Da Redação
As políticas de enfrentamento à insegurança alimentar e nutricional coordenadas pelo Governo da Bahia resultaram na menor taxa de pessoas em situação de fome grave dos últimos três anos no estado. O dado foi apresentado nesta terça-feira (30), durante o balanço de 2025 do Programa Bahia Sem Fome, que apontou uma redução de 11,6% na insegurança alimentar grave.
Somente em 2025, o governo baiano investiu cerca de R$ 1,8 bilhão em ações como distribuição de alimentos, funcionamento de cozinhas comunitárias, alimentação escolar e iniciativas realizadas em parceria com as gestões municipais.
De acordo com o coordenador do programa, Tiago Pereira, em 2023, quando a iniciativa estadual iniciou ações emergenciais em parceria com o Governo Federal para retirar o Brasil do Mapa da Fome, a Bahia tinha 1,9 milhão de pessoas em situação de insegurança alimentar grave.
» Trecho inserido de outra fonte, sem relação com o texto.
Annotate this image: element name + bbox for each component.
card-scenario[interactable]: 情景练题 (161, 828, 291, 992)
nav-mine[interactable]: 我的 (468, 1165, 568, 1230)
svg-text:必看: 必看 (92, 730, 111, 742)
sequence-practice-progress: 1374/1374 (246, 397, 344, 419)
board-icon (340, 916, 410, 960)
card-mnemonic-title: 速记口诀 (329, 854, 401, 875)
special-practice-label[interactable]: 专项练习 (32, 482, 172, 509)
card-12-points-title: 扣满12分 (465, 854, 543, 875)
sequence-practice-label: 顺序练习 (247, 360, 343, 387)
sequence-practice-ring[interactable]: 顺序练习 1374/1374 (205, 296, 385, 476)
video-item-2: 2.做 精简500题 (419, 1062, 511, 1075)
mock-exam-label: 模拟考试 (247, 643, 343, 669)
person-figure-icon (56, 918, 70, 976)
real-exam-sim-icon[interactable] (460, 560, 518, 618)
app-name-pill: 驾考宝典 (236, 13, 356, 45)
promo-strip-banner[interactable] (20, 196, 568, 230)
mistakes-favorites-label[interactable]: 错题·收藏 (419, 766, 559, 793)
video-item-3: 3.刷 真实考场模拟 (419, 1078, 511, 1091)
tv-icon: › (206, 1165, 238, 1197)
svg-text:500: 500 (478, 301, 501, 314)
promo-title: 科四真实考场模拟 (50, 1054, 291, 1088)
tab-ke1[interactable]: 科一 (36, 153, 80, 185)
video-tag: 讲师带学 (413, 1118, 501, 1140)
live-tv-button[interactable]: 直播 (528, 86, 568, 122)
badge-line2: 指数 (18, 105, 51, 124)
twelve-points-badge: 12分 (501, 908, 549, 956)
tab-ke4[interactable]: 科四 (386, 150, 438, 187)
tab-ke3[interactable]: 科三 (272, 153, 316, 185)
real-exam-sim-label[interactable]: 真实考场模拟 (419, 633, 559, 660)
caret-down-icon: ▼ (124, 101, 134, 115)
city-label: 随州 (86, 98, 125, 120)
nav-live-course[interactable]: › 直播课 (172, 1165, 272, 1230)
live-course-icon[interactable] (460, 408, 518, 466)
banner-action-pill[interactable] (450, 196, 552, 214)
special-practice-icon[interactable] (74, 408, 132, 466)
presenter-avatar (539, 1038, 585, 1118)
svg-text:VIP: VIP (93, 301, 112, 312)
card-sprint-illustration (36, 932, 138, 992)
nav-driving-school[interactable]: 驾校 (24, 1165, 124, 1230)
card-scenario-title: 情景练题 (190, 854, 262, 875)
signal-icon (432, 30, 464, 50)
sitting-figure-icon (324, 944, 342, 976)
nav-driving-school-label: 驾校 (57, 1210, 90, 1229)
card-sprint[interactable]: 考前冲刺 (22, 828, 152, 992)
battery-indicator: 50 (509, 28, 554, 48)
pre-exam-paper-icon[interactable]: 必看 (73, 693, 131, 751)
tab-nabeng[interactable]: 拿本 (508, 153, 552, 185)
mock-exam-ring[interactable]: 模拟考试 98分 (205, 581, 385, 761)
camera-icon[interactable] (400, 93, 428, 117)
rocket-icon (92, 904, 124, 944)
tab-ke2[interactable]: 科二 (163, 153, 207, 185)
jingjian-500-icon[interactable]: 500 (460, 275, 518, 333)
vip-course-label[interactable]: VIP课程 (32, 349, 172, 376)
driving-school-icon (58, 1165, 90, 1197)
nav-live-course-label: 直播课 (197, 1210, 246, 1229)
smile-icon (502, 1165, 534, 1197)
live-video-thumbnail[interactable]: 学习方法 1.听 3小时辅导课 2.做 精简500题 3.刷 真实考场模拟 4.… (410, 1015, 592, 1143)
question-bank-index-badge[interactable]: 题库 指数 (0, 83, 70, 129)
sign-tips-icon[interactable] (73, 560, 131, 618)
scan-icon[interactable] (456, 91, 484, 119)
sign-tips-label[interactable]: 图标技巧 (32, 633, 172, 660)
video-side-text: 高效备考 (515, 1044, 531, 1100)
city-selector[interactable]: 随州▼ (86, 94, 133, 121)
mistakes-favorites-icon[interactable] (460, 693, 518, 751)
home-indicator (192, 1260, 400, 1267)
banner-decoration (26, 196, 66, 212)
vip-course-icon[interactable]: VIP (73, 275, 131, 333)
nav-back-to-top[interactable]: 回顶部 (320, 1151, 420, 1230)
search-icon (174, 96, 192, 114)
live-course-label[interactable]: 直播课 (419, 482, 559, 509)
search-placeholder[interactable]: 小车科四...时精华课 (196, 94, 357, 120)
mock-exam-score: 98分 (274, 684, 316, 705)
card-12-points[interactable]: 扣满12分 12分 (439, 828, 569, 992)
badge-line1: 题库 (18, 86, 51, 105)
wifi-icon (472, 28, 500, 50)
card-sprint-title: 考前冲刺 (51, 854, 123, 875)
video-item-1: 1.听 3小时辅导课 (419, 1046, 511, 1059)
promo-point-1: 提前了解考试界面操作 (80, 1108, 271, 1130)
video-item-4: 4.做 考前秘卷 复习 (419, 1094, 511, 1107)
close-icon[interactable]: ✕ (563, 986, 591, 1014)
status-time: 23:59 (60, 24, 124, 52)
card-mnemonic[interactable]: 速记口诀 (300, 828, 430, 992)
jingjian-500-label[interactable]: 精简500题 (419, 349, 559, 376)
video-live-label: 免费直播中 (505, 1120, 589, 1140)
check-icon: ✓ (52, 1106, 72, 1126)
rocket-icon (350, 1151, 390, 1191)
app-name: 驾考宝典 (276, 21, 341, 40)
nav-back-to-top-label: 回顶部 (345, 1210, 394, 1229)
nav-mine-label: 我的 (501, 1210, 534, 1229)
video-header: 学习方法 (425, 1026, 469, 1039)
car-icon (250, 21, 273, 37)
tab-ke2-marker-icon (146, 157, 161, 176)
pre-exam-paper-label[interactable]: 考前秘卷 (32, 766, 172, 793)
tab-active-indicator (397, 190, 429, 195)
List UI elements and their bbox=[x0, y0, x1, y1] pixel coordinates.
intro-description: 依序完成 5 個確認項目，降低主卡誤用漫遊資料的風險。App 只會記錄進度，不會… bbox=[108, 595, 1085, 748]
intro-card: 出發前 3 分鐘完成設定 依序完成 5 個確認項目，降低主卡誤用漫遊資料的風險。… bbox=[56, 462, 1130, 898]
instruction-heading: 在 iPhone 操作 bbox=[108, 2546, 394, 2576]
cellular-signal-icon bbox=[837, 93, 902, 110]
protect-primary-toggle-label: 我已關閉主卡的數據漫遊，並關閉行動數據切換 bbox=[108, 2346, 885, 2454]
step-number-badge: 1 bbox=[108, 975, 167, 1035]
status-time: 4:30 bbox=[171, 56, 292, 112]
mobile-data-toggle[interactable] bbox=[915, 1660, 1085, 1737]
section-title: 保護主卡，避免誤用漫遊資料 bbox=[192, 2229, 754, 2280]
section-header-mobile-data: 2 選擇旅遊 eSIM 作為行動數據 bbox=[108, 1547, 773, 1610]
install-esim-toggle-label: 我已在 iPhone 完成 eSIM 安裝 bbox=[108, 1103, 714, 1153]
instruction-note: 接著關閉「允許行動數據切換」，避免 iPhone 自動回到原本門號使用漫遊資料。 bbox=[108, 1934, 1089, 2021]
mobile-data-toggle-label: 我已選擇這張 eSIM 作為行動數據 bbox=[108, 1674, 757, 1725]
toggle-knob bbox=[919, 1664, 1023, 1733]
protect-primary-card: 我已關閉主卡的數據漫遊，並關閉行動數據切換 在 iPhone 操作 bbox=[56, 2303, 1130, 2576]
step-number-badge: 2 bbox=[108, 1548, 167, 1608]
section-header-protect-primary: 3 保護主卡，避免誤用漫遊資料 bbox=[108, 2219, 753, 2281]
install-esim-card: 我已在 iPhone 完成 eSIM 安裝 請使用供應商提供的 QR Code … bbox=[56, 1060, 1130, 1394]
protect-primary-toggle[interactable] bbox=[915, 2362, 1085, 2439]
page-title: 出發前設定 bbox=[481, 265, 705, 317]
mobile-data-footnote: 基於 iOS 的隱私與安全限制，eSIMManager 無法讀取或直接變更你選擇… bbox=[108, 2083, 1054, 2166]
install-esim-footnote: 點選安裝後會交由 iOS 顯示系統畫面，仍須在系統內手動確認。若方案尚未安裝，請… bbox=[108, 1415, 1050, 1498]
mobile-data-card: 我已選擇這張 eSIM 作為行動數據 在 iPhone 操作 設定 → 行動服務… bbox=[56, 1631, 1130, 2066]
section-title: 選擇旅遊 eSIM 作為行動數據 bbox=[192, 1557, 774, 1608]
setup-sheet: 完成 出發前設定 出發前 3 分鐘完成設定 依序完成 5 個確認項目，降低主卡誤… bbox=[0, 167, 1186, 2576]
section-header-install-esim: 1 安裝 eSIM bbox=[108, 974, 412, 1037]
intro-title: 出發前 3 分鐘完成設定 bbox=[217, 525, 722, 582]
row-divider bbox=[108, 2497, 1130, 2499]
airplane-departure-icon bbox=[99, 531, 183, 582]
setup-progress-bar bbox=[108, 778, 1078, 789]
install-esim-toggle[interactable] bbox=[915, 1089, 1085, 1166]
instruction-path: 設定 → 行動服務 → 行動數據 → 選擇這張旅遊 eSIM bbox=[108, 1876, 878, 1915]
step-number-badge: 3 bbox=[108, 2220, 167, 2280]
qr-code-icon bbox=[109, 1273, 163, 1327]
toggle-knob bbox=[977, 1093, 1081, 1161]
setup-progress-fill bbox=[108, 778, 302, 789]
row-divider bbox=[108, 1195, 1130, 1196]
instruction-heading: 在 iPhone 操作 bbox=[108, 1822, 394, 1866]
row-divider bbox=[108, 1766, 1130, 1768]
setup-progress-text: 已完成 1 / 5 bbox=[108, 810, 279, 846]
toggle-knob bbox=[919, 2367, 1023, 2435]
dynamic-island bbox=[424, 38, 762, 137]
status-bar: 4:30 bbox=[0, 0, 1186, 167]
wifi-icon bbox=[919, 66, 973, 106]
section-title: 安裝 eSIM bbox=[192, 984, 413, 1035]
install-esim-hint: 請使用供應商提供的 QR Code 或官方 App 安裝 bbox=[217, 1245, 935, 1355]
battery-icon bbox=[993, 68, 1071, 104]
Levantamento do Instituto Brasileiro de Geografia e Estatística (IBGE) aponta que esse número caiu para 760 mil pessoas em 2025, o que representa uma redução de 60% em relação a 2023. O investimento total no programa já soma R$ 5,2 bilhões.

“Isso significa recursos para a alimentação escolar, para cozinhas comunitárias e solidárias, para a assistência com cestas básicas, para o acesso à água, para a inclusão produtiva, já que a agricultura familiar é de suma importância nesta agenda, de combate à fome. É um conjunto de ações estratégicas que ajudam, de fato, a fortalecer o sistema de segurança alimentar em cada canto da Bahia”, enfatizou Tiago Pereira.
Em 2025, 150 cozinhas comunitárias foram instaladas em 95 municípios baianos por meio do edital Comida no Prato. Cerca de 120 organizações da sociedade civil estiveram à frente dessas unidades, garantindo a distribuição de alimentos para 30 mil pessoas até dezembro.
A Campanha de Arrecadação e Doação de Alimentos também apresentou resultados expressivos, com 500 toneladas de alimentos arrecadados e 150 mil cestas básicas distribuídas a municípios em situação de maior vulnerabilidade ou atingidos por seca e enchentes.
O ano foi encerrado ainda com a adesão de mais 93 municípios ao Sistema Estadual de Segurança Alimentar e Nutricional (Sisan), totalizando 189 cidades cadastradas, o equivalente a 40% dos municípios baianos. O sistema amplia o acesso às políticas públicas e atualmente atende cerca de 5,6 milhões de pessoas em toda a Bahia.
“A dignidade efetiva só se dá a partir do momento em que as famílias têm condições de prover a própria alimentação. O Estado oferece a cesta básica, mas ao mesmo tempo a gente tem se preocupado em dar condições à população em situação de vulnerabilidade, dar autonomia para o exercício pleno da cidadania”, reforçou o coordenador.